C’è anche un rischio che gli elettori britannici respingano pure il secondo referendum. Se succedesse, non ci sarebbe veramente modo di tornare indietro.
Opzione numero 4: Un’uscita solo di nome
L’articolo 50 concede a un paese in uscita due anni per negoziare i termini della sua relazione con l’Unione, su problemi come mercato e immigrazione.
Che succederebbe se la Gran Bretagna stringesse una serie di accordi che preservassero lo status quo, solo senza l’appartenenza formale all’Unione europea?
Anche questo sembra qualcosa a cui Johnson sta pensando. In un articolo sul Telegraph di domenica, ha promesso che la Gran Bretagna manterrà il libero mercato e gli accordi di libero spostamento con l’Europa.
Come Rafael Behr, editorialista per il Guardian, ha fatto notare scherzando su Twitter: “Conosciuta anche come ‘adesione all’Unione europea.”
Un modello è la Norvegia, che non è membro dell’Unione europea ma aderisce al suo mercato comune e ai confini aperti.
Gli attivisti a favore del “Leave” hanno enfatizzato due obiettivi: ridurre l’immigrazione e togliere la Gran Bretagna dalla burocrazia europea. Anche se un accordo simile a quello norvegese potrebbe, in teoria, limitare l’immigrazione, finire col peggiorare l’assoggettamente britannico alle politiche europee.
Se la Gran Bretagna sceglie questa strada, “non avrà diritto di veto né presenza quando saranno prese le decisioni cruciali che influenzano le vite giornaliere dei suoi cittadini” ha avvertito il primo ministro norvegese Espen Barth Eide lo scorso anno.
Inoltre un accordo simile richiederebbe alla Gran Bretagna di continuare a pagare imposte sull'adesione all'Ue, che gli attivisti a favore del “Leave” avevano promesso di cancellare.

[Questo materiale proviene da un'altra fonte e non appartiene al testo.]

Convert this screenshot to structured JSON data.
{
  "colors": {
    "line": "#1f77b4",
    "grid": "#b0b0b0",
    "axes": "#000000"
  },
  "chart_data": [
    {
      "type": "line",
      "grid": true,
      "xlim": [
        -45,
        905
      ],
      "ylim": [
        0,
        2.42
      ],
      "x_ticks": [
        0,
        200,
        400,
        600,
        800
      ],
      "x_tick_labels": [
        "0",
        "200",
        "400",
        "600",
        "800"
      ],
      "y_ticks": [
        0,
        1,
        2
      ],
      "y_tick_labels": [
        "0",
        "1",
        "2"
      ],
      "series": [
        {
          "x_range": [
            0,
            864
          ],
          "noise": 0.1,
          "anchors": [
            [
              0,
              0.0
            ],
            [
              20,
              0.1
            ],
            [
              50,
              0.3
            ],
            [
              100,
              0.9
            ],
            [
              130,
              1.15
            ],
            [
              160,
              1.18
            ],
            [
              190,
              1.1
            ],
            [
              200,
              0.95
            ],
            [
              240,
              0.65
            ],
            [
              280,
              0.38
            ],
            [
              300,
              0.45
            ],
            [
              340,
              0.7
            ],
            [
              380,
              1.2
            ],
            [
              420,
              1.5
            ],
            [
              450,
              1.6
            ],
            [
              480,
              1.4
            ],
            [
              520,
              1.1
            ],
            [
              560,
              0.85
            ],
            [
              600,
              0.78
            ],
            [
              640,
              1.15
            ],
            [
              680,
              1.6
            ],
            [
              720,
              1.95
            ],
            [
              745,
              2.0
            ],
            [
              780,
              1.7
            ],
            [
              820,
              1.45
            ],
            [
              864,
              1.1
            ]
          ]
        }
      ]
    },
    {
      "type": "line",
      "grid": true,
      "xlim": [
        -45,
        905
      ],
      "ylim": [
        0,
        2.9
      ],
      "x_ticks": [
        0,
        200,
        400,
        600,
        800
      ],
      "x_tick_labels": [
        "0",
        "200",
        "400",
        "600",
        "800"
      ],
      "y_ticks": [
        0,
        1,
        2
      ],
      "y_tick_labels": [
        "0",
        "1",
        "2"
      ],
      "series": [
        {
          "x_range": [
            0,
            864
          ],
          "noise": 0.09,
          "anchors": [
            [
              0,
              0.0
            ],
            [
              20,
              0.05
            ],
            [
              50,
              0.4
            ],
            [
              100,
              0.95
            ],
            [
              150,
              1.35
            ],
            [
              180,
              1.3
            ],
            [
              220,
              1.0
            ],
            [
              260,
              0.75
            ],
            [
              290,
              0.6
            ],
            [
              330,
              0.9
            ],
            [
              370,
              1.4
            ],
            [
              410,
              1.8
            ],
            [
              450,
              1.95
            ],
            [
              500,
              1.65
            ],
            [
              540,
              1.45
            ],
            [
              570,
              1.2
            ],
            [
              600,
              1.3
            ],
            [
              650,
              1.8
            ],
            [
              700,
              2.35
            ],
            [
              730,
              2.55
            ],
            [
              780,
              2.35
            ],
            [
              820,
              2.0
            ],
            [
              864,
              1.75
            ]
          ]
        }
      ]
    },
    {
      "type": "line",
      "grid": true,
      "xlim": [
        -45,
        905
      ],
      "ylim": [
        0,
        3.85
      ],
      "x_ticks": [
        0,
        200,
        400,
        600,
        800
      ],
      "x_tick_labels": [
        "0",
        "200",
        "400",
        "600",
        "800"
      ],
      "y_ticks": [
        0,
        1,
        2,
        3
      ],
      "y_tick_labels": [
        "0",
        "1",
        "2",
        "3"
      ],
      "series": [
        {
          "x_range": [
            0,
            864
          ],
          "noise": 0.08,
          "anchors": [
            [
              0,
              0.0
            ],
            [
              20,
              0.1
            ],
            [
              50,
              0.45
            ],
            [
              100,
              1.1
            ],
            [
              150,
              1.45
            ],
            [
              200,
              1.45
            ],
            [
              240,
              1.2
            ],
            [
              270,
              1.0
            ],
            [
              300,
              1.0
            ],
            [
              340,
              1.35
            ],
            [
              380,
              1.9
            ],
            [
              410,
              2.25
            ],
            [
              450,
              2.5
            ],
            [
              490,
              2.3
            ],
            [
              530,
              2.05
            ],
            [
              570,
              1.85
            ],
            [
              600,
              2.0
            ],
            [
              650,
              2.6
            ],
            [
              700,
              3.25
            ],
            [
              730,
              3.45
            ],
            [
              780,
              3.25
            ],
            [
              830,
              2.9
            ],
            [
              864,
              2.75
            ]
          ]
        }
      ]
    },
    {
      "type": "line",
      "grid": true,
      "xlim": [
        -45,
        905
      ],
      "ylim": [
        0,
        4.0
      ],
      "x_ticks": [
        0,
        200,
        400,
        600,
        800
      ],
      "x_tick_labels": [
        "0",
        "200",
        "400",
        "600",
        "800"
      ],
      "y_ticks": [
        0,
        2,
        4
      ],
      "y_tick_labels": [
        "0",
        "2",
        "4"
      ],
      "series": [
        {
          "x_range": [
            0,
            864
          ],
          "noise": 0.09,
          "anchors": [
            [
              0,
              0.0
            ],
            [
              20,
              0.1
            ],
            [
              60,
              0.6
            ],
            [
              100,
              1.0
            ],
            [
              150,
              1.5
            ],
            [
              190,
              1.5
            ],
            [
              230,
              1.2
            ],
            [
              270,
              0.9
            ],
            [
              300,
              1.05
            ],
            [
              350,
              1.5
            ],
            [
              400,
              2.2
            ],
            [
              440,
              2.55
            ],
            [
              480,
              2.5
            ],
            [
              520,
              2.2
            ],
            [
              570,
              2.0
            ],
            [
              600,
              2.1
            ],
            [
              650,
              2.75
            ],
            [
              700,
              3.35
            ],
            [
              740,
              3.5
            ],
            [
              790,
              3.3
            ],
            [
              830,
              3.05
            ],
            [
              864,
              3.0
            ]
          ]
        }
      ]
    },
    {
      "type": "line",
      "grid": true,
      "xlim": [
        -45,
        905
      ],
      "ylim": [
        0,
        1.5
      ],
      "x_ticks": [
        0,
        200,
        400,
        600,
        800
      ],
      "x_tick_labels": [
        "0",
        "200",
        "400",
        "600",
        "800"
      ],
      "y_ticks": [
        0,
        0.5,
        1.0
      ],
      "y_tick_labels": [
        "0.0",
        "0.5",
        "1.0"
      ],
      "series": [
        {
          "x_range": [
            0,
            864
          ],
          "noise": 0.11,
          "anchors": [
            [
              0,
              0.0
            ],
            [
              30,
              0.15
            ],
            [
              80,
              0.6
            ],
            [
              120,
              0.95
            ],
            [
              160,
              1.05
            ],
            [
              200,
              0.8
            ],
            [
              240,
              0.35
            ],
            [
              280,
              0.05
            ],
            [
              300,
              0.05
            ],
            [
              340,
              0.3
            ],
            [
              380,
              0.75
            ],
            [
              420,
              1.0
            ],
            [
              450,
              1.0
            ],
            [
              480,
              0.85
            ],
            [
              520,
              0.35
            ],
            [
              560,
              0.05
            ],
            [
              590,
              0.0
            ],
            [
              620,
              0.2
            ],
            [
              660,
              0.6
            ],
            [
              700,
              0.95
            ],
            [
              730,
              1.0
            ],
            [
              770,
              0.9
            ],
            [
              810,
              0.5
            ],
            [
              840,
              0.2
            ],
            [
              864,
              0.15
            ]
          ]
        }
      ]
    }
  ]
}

Nicolas Véron, un economista francese, ha scritto sul sito di Bruegel, un gruppo di ricerca di Bruxelles, che i leader europei probabilmente si opporrebbero pure a questo accordo, per paura di stabilire un brutto precedente.
Questi leader, ha detto, vogliono mandare un messaggio “chiaro e senza ambiguità” agli altri stati membri: se lasci l’Unione, non verrai premiato con un accordo favorevole che ti permetterà di mantenere i benefici dell’adesione all’Ue senza gli oneri. Otterrete una rottura difficile e dolorosa, quindi pensateci bene.